他都已經看出來她對楚森有那種心思了,之所以不說透,隻是想給她留點面子,不讓她尴尬而已。
楊樂樂的白眼都快翻到天上去了:“條件好的男人多了去了,難不成我見一個就得動心一回嗎?我的眼光可沒那麽短淺。”
“别的男人還能比楚森條件更好?我跟你說正經的,樂樂,楚森你也認識十來年了,他什麽樣的人,你心裏肯定是清楚的。我今天跟你說這些,不是一時興起,而是認真考慮過的。你是個好姑娘,他也是個好男人,你們要是在一起,肯定能幸福的。”
“你當自己是月老啊,你說我跟他在一起,我們就能在一起了?你說能幸福,那就能幸福了?别逗了行嗎?現在都什麽年代了,早就婚姻自由戀愛自由了,你這個臨時月老還是省省吧。有這瞎折騰的功夫,你還不如認真點把地翻平了,你腳後面那一大塊泥巴注意敲散,不然太陽曬不透。”
彭程聽了指揮,回身去敲泥巴,敲了一半,又反應過來:“诶,我跟你說正經的,你怎麽又扯這泥巴上了?”

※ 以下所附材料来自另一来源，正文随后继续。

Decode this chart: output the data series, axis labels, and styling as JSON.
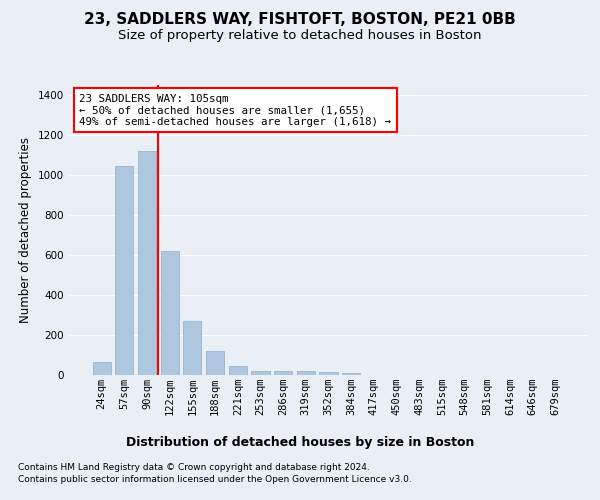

“我也跟你說正經的啊,行了,你慢慢翻,我回屋看看種點啥好。”
楊樂樂說完,轉身要走。
“诶,你别走啊!”
彭程一把拉住她的衣擺,差點把她拉得人仰馬翻,退了好幾步才站穩,氣得忍不住瞪了他一眼。
“咳咳,那個,我不是故意的。”彭程有些尴尬。
楊樂樂受不了的翻了個白眼,扭頭就走,彭程又伸手去拉楊樂樂的衣服,楊樂樂氣得想撿泥巴砸他。
“咳咳。”
一道咳嗽聲傳來,兩人一回頭,就見楚森拿着包站在院子外。
彭程趕緊松了手,尴尬地笑了笑:“那個,樂樂,你回去找種子吧。”
楊樂樂受不了的搖搖頭,回頭平靜地跟楚森打招呼:“楚大哥,你回來了啊。”
楚森點點頭:“你們這是在做什麽?”
“翻地,準備種點菜。”
楚森點了點頭,說到:“那我也來幫忙吧。”
楊樂樂淺笑了下:“好啊,那你們先翻着,我回去找種子。”
說完,楊樂樂腳步輕快的進了屋。
等楊樂樂一走,楚森把手裏的包往地上一放,從地上撿起一塊泥巴,狠狠地朝彭程砸了過去。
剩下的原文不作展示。